Special contributor to WFAA.com

Posted on January 28, 2012 at 8:34 PM

Updated Saturday, Jan 28 at 8:39 PM

Jason Kidd is done.  

Sadly, an NBA and Mavericks great is at the end of his road.  It is hard to watch a superstar deteriorate, but it’s happening and Dallas must now look to the future for a new point guard.

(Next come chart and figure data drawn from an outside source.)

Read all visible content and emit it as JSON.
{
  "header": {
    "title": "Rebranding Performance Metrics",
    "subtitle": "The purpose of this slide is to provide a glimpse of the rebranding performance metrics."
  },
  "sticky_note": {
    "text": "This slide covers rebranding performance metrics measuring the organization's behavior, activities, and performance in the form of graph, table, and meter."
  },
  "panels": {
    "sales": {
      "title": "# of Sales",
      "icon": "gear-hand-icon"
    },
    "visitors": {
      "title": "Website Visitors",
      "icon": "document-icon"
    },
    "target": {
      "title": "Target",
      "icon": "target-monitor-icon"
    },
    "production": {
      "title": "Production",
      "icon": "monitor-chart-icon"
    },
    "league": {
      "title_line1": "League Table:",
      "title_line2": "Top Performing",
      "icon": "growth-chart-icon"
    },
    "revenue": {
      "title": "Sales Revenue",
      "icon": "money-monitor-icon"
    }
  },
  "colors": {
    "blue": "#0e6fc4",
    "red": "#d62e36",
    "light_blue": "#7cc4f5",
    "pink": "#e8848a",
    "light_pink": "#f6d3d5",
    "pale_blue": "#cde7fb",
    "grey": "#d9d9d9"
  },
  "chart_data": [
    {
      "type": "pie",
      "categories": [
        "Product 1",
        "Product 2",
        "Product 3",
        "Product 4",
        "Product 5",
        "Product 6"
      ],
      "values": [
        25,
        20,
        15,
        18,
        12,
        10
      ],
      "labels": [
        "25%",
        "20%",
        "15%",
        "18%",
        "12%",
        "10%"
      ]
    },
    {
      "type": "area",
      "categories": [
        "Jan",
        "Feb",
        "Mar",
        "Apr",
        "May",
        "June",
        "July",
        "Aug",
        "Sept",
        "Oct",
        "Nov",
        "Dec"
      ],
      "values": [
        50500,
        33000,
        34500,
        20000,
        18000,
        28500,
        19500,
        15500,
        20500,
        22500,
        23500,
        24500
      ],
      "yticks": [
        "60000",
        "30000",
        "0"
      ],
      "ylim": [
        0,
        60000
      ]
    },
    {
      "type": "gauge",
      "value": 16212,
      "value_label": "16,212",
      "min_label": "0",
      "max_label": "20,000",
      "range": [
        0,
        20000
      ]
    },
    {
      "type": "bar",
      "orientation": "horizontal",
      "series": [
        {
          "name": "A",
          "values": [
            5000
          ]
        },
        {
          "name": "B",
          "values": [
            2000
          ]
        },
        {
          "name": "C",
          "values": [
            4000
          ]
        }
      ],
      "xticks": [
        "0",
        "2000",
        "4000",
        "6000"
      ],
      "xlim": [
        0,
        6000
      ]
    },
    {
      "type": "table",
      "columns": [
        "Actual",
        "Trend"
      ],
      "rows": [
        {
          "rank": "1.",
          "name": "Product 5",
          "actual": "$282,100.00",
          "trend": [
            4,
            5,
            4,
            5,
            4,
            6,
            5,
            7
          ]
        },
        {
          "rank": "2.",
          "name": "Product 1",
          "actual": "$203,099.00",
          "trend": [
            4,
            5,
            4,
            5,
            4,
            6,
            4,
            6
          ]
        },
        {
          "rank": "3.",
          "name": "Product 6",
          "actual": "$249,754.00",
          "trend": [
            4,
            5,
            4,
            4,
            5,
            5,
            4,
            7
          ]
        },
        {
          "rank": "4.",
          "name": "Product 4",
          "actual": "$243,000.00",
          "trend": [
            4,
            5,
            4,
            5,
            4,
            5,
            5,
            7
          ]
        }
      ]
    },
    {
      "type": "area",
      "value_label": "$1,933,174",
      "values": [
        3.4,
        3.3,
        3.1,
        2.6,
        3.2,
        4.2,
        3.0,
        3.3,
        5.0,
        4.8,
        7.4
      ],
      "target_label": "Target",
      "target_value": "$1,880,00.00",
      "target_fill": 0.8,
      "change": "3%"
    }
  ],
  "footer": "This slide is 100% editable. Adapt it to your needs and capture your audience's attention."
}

Kidd, in his 18th season, sustained a lower-back injury which held him out of four games earlier this month, and early in Friday night’s (1/27/12) win over the Jazz he strained his calf.  These injuries may contribute to his poor output, but all things considered, the guy has played the seventh most minutes in NBA history. He’s breaking down.  
 
Understanding that the season is 19 games in and coach Rick Carlisle is wise to the fact that Kidd is old and therefore playing him less than seasons past, let’s take a quick statistical look at Kidd’s season to this point:
 
Shooting percentage –  Kidd is shooting an abysmal 28.2 percent from the field on a career-low 5.2 attempts.
 
Assists per game – 5.5.  His previous low was 7.7 in his rookie season and Kidd never averaged under eight afterwards.
 
Turnover percentage – 29.2 percent. He is averaging a turnover 29 out of every 100 times he possesses the ball.  This is the worst rate in his career by over five percent.
 
PER (The semi-controversial statistic which measures a composite of a player’s per-minute production) – A career low 9.2 for Kidd.  Put into perspective, John Stockton in his final three seasons (17th, 18th and 19th) put up PERs of 22.3, 21.9 and 21.0. 
 
All of this to say that Kidd’s career is over.  So, where do the Mavericks look to fill the void of a future Hall-of-Famer?  There are no internal options, as Rodrigue Beaubois is not a legitimate point guard.
Dallas will have loads of cap room following this season, assuming they choose to exercise their Team Option on Lamar Odom, amnesty Brendan Haywood and find a trade partner for Shawn Marion and the 18 million owed to him over the next two seasons. 
 
The first two options will almost certainly go through, the Marion trade is a bit less likely. Regardless, Mark Cuban will have a lot of money to play with.  The popular thought is that the Mavs will make a power move and lure Deron Williams back home to the Metroplex.  What if they can’t?  What are some other options?
 
In the Free Agent class of 2012, the Unrestricted Free Agent point guards are by and large aging veterans and unproven younger spares.  However, one player looks rather attractive.  D.J. Augustin is in his fourth season for the Charlotte Bobcats. Following lackluster rookie and sophomore campaigns, Augustin established himself as a legitimate young player last season, averaging 14.4 points and 6.1 assists.  It seems logical that the Bobcats would be open to trading Augustin, a Texas kid, or setting him free on the open market in order to avoid wrapping up too much money in a crowded backcourt.
 
If Dallas does not or cannot find a point guard in 2012, the 2013 Free Agent class is similarly scarce.  Jose Calderon will become unrestricted, but the Mavericks are unlikely to sign a perennially underachieving 31 year old.  Only one other player remains a logical target: Jarrett Jack. 
 
Jack, charged with stepping into Chris Paul’s shoes in New Orleans, has shown so far this season that he is capable of running the show.  He currently averages 16.8 points and 7.2 assists as the primary scorer (while Eric Gordon remains sidelined) on a pathetic Hornets team.  He willl likely seek greener pastures, and the 29-year old might be worth the risk.
 
Another option is to sign a veteran to a short-term deal and find a player in the draft that the Mavs might try to develop (although Roddy B shows us that's easier said than done).  One player to keep an eye on in the 2012 draft is Scott Machado of little-known Iona.  Machado, a six-foot-one point guard, leads the NCAA in assists at 10.2 per game.  He was third as a junior last season and has also averaged over 13 points per game over the past two years.  Machado’s name does not appear until the middle to late second round of respected NBA mock-draft sites, so if Dallas wants a young facilitator there is a good chance that Mr. Machado might be around.
 
If the Mavs wants to remain a contender while Dirk Nowitzki approaches the twilight of his career, finding a new floor general is a must.